Angka Kelahiran Semakin Menurun, Italia Krisis Demografi!

Angka Kelahiran Semakin Menurun, Italia Krisis Demografi!/Foto : Dok. Depositphotos Angka Kelahiran Semakin Menurun, Italia Krisis Demografi!/Foto : Dok. Depositphotos

Italia, GPriority.co.id – Angka kelahiran di negara Italia semakin menurun. Menurut ISTAT, lembaga statistik nasional Italia, negara tersebut mencatat rekor angka kelahiran terendah pada 2024. Jumlahnya bahkan kian menurun selama 16 tahun berturut-turut.

Dilansir dari The Straits Times pada Sabtu (12/11), saat ini setiap perempuan di Italia hanya melahirkan 1,18 anak dan menjadi angka terendah sejak unifikasi Italia pada tahun 1861. Akibatnya, masalah demografi di Italia pun semakin memburuk.

Di tahun 2024 lalu, tercatat hanya 370 ribu bayi yang lahir di Italia. Sementara itu, jumlah kematian di Italia lebih tinggi yakni 651 ribu orang. Populasi Italia pun kini menjadi 58,93 juta jiwa.

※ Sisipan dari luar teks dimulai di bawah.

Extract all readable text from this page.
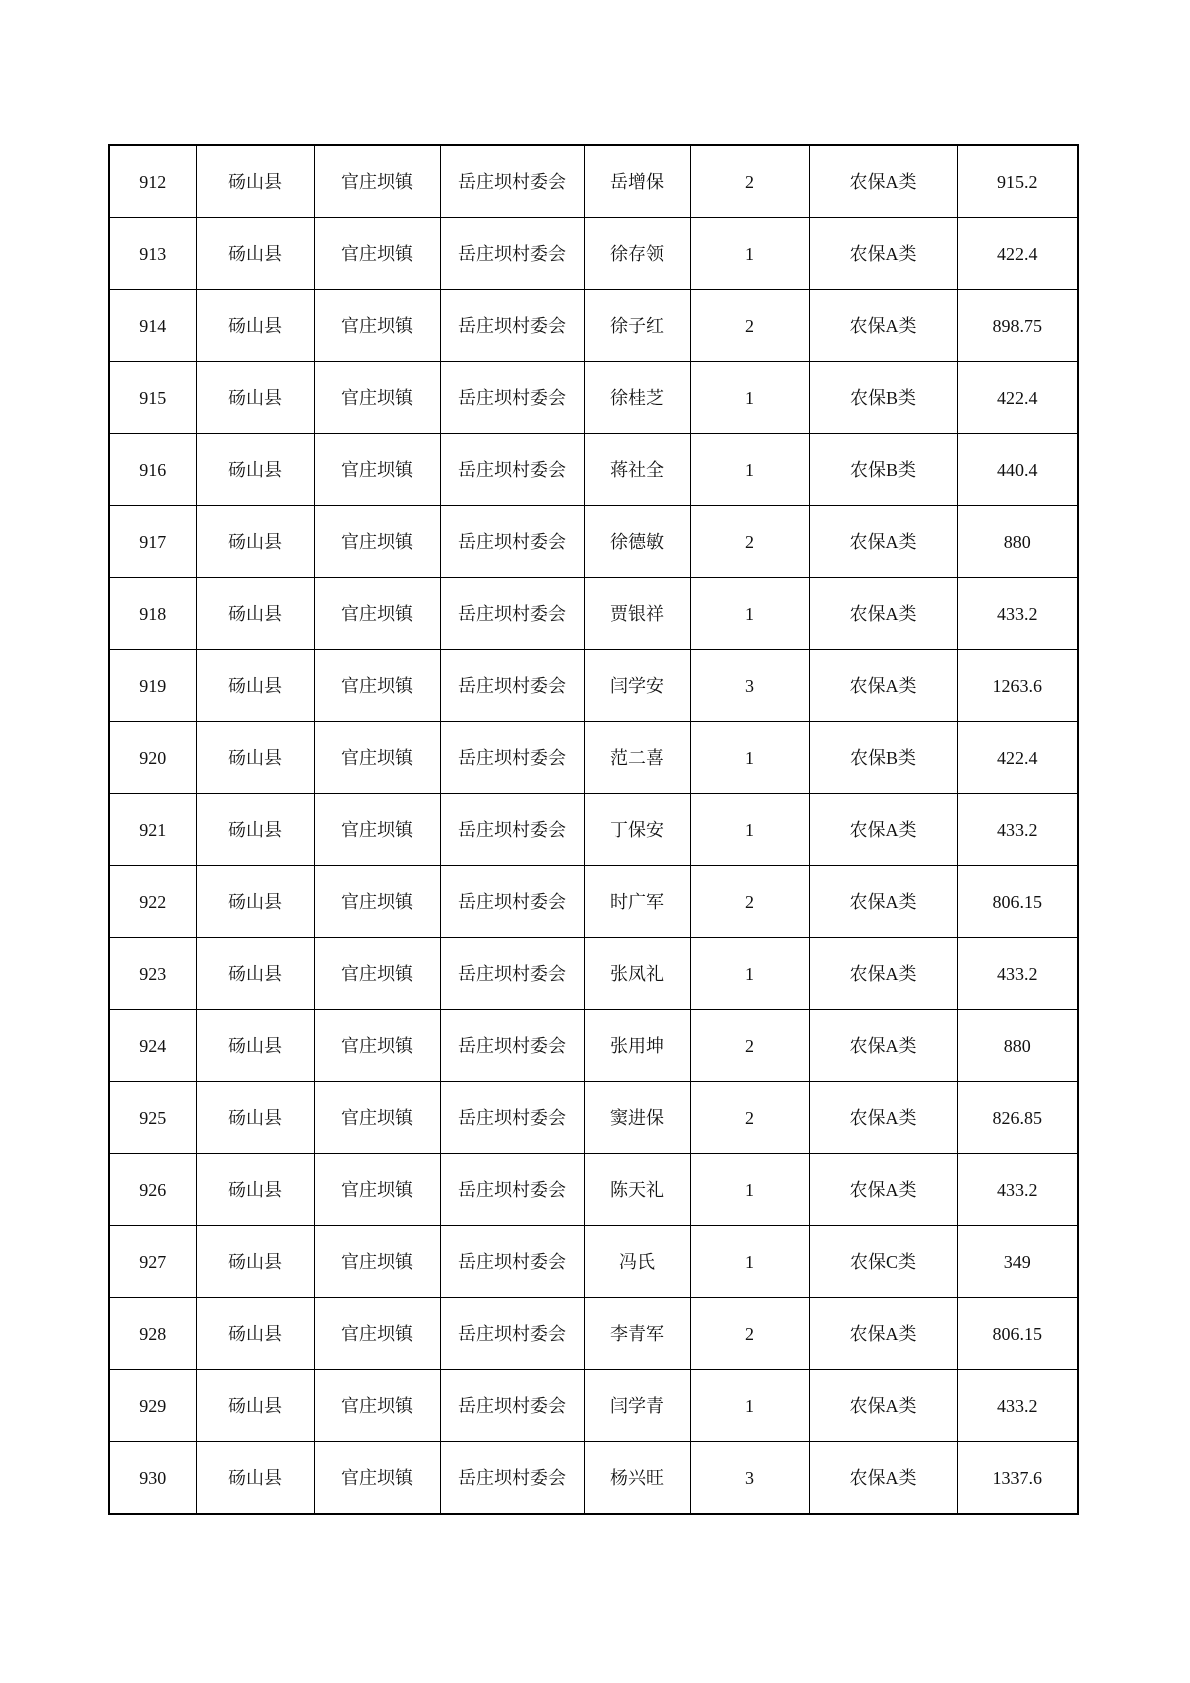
912	砀山县	官庄坝镇	岳庄坝村委会	岳增保	2	农保A类	915.2
913	砀山县	官庄坝镇	岳庄坝村委会	徐存领	1	农保A类	422.4
914	砀山县	官庄坝镇	岳庄坝村委会	徐子红	2	农保A类	898.75
915	砀山县	官庄坝镇	岳庄坝村委会	徐桂芝	1	农保B类	422.4
916	砀山县	官庄坝镇	岳庄坝村委会	蒋社全	1	农保B类	440.4
917	砀山县	官庄坝镇	岳庄坝村委会	徐德敏	2	农保A类	880
918	砀山县	官庄坝镇	岳庄坝村委会	贾银祥	1	农保A类	433.2
919	砀山县	官庄坝镇	岳庄坝村委会	闫学安	3	农保A类	1263.6
920	砀山县	官庄坝镇	岳庄坝村委会	范二喜	1	农保B类	422.4
921	砀山县	官庄坝镇	岳庄坝村委会	丁保安	1	农保A类	433.2
922	砀山县	官庄坝镇	岳庄坝村委会	时广军	2	农保A类	806.15
923	砀山县	官庄坝镇	岳庄坝村委会	张凤礼	1	农保A类	433.2
924	砀山县	官庄坝镇	岳庄坝村委会	张用坤	2	农保A类	880
925	砀山县	官庄坝镇	岳庄坝村委会	窦进保	2	农保A类	826.85
926	砀山县	官庄坝镇	岳庄坝村委会	陈天礼	1	农保A类	433.2
927	砀山县	官庄坝镇	岳庄坝村委会	冯氏	1	农保C类	349
928	砀山县	官庄坝镇	岳庄坝村委会	李青军	2	农保A类	806.15
929	砀山县	官庄坝镇	岳庄坝村委会	闫学青	1	农保A类	433.2
930	砀山县	官庄坝镇	岳庄坝村委会	杨兴旺	3	农保A类	1337.6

Krisis demografi kian buruk dengan banyaknya warga Italia yang memilih keluar dari negara tersebut. Menurut laporan ISTAT, sekitar 191 ribu warga Italia memutuskan keluar pada tahun lalu, dan jumlahnya menjadi yang tertinggi pada abad ini.

Adapun krisis kelahiran di Italia disebabkan oleh beberapa faktor seperti biaya hidup yang tinggi, terutama untuk perumahan, pendidikan, serta perawatan anak, kurangnya dukungan infrastruktur sosial, jam kerja yang panjang, serta budaya kerja yang tak menerapkan work-life balance.

Untuk menambah angka kelahiran, saat ini Pemerintah Italia telah menganggarkan dana sebesar Rp19,43 triliun. Anggaran tersebut akan digunakan untuk insentif ibu yang bekerja dengan 2 anak atau lebih (Rp58,29 juta per tahun), bonus untuk ibu yang melahirkan (Rp19,43 juta) untuk anak yang lahir pada tahun 2025.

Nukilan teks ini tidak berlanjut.